ESCONDIDO — The city is annexing a property in North Escondido where a 20-unit residential subdivision will take over a vacant lot along North Ash Street between Stanley and Lehner avenues.

The Escondido City Council approved the 20-lot subdivision located at 0 Ash Street, which will be annexed into the city along with an existing property located at 508 Stanley Avenue. The homes will include 19 market rate and one affordable home for a very low-income household constructed with similar quality materials as the market rate homes by Habitat for Humanity.

The project applicant, Escondido North, LLC, also applied for the nearby Conway subdivision project earlier this year, which will also include affordable housing constructed by Habitat for Humanity.

Through the state’s density bonus law, the project is entitled to up to 21 units, which is four more than the 17 base units allowed under local ordinances, plus waivers and concessions to make the project more affordable for the developer. The applicant is proposing to build 20 units with several waivers reducing lot size, setbacks and yard space, plus the elimination of an underground utility requirement.

Prior to the council’s approval, the Planning Commission approved the subdivision in late May with a few conditions, including requiring the developer to pay $12,500 per lot in fair share costs to the neighborhood’s North Broadway Deficiency Area, created in 1994 to facilitate development in an area lacking necessary infrastructure for development and address its drainage and street issues.

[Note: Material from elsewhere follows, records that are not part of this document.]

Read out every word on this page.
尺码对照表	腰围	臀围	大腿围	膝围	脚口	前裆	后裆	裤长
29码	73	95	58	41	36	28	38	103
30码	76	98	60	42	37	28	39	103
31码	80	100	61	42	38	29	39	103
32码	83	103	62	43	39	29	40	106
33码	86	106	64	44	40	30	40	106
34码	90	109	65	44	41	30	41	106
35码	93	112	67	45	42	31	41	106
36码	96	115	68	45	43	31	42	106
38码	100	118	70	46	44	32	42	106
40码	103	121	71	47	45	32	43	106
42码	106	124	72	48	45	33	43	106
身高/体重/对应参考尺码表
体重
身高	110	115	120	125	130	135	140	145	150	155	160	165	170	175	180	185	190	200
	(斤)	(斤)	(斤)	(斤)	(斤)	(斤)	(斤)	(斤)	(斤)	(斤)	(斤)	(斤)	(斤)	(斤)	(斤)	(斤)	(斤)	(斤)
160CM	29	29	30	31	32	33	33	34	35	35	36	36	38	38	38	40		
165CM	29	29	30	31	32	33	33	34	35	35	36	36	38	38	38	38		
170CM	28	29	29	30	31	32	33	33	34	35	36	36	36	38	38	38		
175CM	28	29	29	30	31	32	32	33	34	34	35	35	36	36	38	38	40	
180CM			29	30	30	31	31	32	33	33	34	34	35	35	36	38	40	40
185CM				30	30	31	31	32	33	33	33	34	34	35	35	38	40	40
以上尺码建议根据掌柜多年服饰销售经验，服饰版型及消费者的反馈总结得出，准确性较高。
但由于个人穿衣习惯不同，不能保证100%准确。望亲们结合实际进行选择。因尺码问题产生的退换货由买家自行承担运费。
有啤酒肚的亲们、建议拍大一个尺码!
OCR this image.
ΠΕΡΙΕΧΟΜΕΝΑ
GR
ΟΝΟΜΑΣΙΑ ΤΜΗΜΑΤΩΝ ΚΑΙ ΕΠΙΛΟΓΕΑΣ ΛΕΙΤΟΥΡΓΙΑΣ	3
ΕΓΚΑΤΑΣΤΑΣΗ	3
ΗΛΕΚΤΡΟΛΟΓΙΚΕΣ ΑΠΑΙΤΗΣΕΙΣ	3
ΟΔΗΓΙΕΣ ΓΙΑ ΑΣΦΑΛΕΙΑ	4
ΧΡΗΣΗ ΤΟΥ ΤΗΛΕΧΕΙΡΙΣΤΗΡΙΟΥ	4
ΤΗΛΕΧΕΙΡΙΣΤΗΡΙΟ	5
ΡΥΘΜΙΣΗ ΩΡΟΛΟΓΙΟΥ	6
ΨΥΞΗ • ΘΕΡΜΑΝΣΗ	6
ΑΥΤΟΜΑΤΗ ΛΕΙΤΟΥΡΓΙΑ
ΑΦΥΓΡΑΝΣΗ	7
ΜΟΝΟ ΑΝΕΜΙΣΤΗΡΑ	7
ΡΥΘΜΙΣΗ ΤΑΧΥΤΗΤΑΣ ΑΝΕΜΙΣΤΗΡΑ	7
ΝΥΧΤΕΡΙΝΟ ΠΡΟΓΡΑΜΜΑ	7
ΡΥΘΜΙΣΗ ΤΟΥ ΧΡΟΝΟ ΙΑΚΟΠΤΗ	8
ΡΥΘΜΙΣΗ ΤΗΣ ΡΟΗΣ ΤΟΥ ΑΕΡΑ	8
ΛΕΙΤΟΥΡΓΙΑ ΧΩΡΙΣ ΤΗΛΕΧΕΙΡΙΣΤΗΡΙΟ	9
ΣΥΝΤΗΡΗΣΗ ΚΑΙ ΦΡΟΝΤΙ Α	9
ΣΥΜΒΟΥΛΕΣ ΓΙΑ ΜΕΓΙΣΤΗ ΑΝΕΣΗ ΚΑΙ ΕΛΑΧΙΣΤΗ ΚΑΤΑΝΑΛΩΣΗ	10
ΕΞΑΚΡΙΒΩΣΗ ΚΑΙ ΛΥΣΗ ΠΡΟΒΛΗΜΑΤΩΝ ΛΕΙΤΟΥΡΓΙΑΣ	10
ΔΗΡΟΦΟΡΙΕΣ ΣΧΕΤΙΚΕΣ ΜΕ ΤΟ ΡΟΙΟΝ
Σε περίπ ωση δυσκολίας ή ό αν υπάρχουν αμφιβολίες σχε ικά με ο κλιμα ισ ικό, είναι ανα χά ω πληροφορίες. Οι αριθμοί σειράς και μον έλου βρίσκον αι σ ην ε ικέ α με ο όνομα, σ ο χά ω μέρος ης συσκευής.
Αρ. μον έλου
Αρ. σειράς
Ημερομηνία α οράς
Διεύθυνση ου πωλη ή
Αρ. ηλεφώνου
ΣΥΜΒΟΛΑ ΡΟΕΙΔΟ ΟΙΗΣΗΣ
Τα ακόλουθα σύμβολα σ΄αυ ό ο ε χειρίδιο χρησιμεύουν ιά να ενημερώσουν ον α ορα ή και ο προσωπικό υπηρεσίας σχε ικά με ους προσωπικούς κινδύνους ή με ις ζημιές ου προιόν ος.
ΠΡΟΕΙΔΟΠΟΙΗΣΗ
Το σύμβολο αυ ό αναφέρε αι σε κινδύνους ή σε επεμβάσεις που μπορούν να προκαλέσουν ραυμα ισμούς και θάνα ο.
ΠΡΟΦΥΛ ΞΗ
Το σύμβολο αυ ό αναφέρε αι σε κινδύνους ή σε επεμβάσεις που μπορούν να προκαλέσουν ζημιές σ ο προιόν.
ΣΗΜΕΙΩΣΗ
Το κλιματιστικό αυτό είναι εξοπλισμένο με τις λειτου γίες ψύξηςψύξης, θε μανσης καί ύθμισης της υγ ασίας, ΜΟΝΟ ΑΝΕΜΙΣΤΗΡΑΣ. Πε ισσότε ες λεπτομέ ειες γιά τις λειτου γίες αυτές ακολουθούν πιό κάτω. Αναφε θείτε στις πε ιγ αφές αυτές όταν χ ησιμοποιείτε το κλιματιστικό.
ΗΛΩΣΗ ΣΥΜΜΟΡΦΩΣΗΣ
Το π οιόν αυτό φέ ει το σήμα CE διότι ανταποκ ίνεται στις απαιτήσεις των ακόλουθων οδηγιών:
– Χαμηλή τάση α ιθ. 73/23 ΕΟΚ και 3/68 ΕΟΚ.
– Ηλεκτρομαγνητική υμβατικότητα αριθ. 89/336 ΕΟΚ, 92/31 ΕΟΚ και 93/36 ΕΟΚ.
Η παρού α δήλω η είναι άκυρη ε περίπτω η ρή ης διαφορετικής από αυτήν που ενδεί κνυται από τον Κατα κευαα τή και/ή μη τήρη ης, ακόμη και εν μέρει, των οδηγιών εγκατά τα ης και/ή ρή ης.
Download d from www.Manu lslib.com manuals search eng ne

Ivan Flores, associate planner with the city, noted the collected deficiency area fees paid for the sidewalks and streetlights at the intersection of Vista Avenue and Ash Street.

Dave Ferguson, an attorney representing the developer, questioned the validity of the deficiency area fee and requested that condition be removed. However, the condition remained in the council’s final, unanimous vote of approval.

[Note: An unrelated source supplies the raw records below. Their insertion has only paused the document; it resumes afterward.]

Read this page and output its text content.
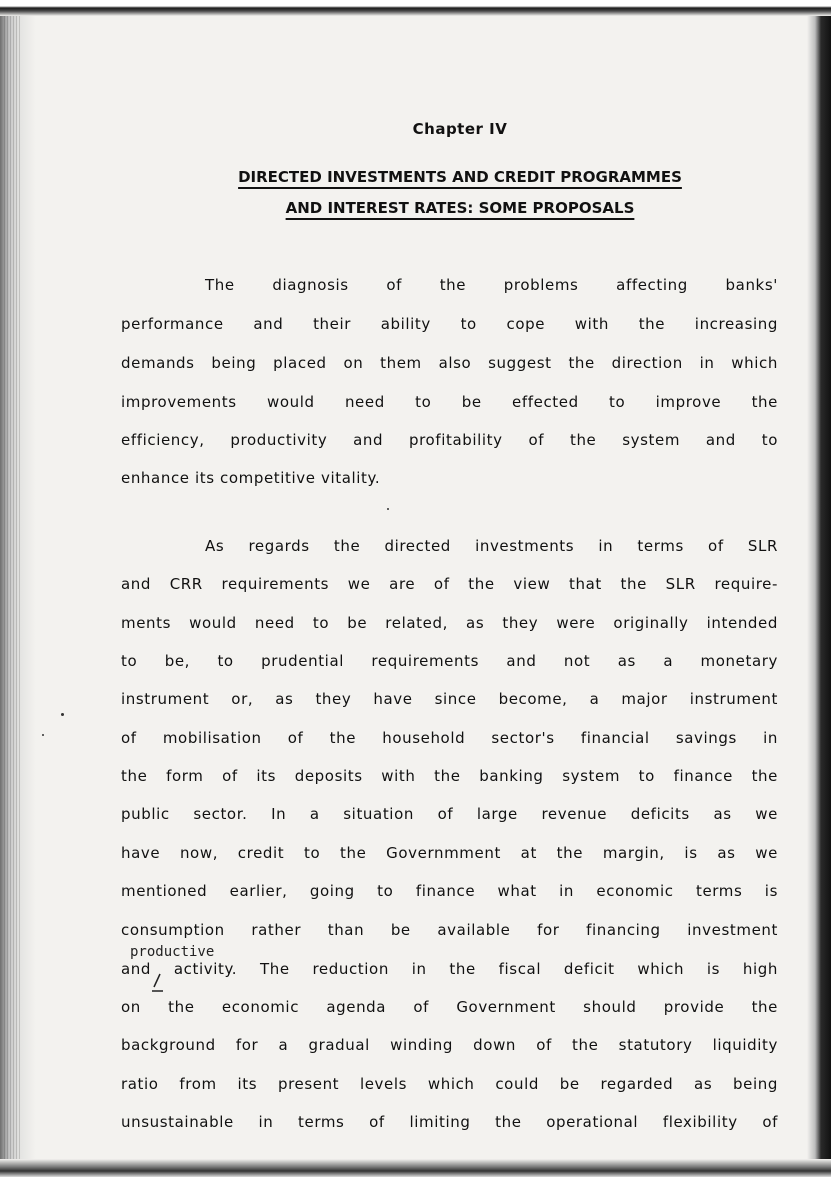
Chapter IV
DIRECTED INVESTMENTS AND CREDIT PROGRAMMES
AND INTEREST RATES: SOME PROPOSALS
The diagnosis of the problems affecting banks'
performance and their ability to cope with the increasing
demands being placed on them also suggest the direction in which
improvements would need to be effected to improve the
efficiency, productivity and profitability of the system and to
enhance its competitive vitality.
As regards the directed investments in terms of SLR
and CRR requirements we are of the view that the SLR require-
ments would need to be related, as they were originally intended
to be, to prudential requirements and not as a monetary
instrument or, as they have since become, a major instrument
of mobilisation of the household sector's financial savings in
the form of its deposits with the banking system to finance the
public sector. In a situation of large revenue deficits as we
have now, credit to the Governmment at the margin, is as we
mentioned earlier, going to finance what in economic terms is
consumption rather than be available for financing investment
and activity. The reduction in the fiscal deficit which is high
on the economic agenda of Government should provide the
background for a gradual winding down of the statutory liquidity
ratio from its present levels which could be regarded as being
unsustainable in terms of limiting the operational flexibility of
productive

City Attorney Michael McGuinness explained that the city is annexing the property into the city, not into the deficient area.

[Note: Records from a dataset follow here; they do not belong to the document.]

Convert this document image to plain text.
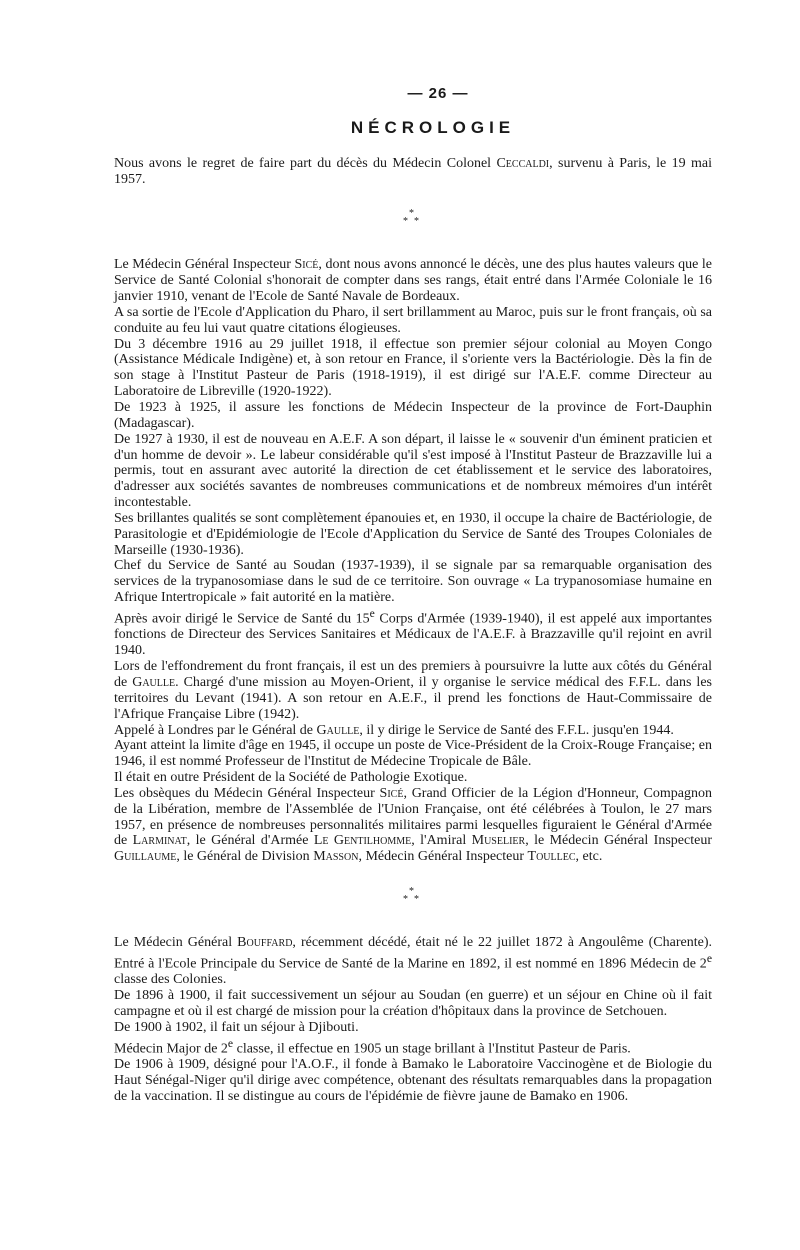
— 26 —
NÉCROLOGIE

Nous avons le regret de faire part du décès du Médecin Colonel Ceccaldi, survenu à Paris, le 19 mai 1957.

*
* *

Le Médecin Général Inspecteur Sicé, dont nous avons annoncé le décès, une des plus hautes valeurs que le Service de Santé Colonial s'honorait de compter dans ses rangs, était entré dans l'Armée Coloniale le 16 janvier 1910, venant de l'Ecole de Santé Navale de Bordeaux.

A sa sortie de l'Ecole d'Application du Pharo, il sert brillamment au Maroc, puis sur le front français, où sa conduite au feu lui vaut quatre citations élogieuses.

Du 3 décembre 1916 au 29 juillet 1918, il effectue son premier séjour colonial au Moyen Congo (Assistance Médicale Indigène) et, à son retour en France, il s'oriente vers la Bactériologie. Dès la fin de son stage à l'Institut Pasteur de Paris (1918-1919), il est dirigé sur l'A.E.F. comme Directeur au Laboratoire de Libreville (1920-1922).

De 1923 à 1925, il assure les fonctions de Médecin Inspecteur de la province de Fort-Dauphin (Madagascar).

De 1927 à 1930, il est de nouveau en A.E.F. A son départ, il laisse le « souvenir d'un éminent praticien et d'un homme de devoir ». Le labeur considérable qu'il s'est imposé à l'Institut Pasteur de Brazzaville lui a permis, tout en assurant avec autorité la direction de cet établissement et le service des laboratoires, d'adresser aux sociétés savantes de nombreuses communications et de nombreux mémoires d'un intérêt incontestable.

Ses brillantes qualités se sont complètement épanouies et, en 1930, il occupe la chaire de Bactériologie, de Parasitologie et d'Epidémiologie de l'Ecole d'Application du Service de Santé des Troupes Coloniales de Marseille (1930-1936).

Chef du Service de Santé au Soudan (1937-1939), il se signale par sa remarquable organisation des services de la trypanosomiase dans le sud de ce territoire. Son ouvrage « La trypanosomiase humaine en Afrique Intertropicale » fait autorité en la matière.

Après avoir dirigé le Service de Santé du 15e Corps d'Armée (1939-1940), il est appelé aux importantes fonctions de Directeur des Services Sanitaires et Médicaux de l'A.E.F. à Brazzaville qu'il rejoint en avril 1940.

Lors de l'effondrement du front français, il est un des premiers à poursuivre la lutte aux côtés du Général de Gaulle. Chargé d'une mission au Moyen-Orient, il y organise le service médical des F.F.L. dans les territoires du Levant (1941). A son retour en A.E.F., il prend les fonctions de Haut-Commissaire de l'Afrique Française Libre (1942).

Appelé à Londres par le Général de Gaulle, il y dirige le Service de Santé des F.F.L. jusqu'en 1944.

Ayant atteint la limite d'âge en 1945, il occupe un poste de Vice-Président de la Croix-Rouge Française; en 1946, il est nommé Professeur de l'Institut de Médecine Tropicale de Bâle.

Il était en outre Président de la Société de Pathologie Exotique.

Les obsèques du Médecin Général Inspecteur Sicé, Grand Officier de la Légion d'Honneur, Compagnon de la Libération, membre de l'Assemblée de l'Union Française, ont été célébrées à Toulon, le 27 mars 1957, en présence de nombreuses personnalités militaires parmi lesquelles figuraient le Général d'Armée de Larminat, le Général d'Armée Le Gentilhomme, l'Amiral Muselier, le Médecin Général Inspecteur Guillaume, le Général de Division Masson, Médecin Général Inspecteur Toullec, etc.

*
* *

Le Médecin Général Bouffard, récemment décédé, était né le 22 juillet 1872 à Angoulême (Charente). Entré à l'Ecole Principale du Service de Santé de la Marine en 1892, il est nommé en 1896 Médecin de 2e classe des Colonies.

De 1896 à 1900, il fait successivement un séjour au Soudan (en guerre) et un séjour en Chine où il fait campagne et où il est chargé de mission pour la création d'hôpitaux dans la province de Setchouen.

De 1900 à 1902, il fait un séjour à Djibouti.

Médecin Major de 2e classe, il effectue en 1905 un stage brillant à l'Institut Pasteur de Paris.

De 1906 à 1909, désigné pour l'A.O.F., il fonde à Bamako le Laboratoire Vaccinogène et de Biologie du Haut Sénégal-Niger qu'il dirige avec compétence, obtenant des résultats remarquables dans la propagation de la vaccination. Il se distingue au cours de l'épidémie de fièvre jaune de Bamako en 1906.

“You’re being asked to annex the project into the city, and part of that is asking them to pay their fair share contribution,” McGuinness said.

The city attorney also noted that staff believes the $12,500 value per lot is undervalued in regard to the costs associated with the existing deficiencies associated with the project.

Resident Maria Escobedo, whose property backs up against the west side of the project area, wants to see the density reduced back to its 17 base units and have Lehner Avenue opened up for through traffic.

“It would help with traffic calming,” Escobedo said.

The project proposes to place its entrance on Lehner Avenue and end in a cul-de-sac.

It will take approximately four or five years before the final buildout of the project is complete.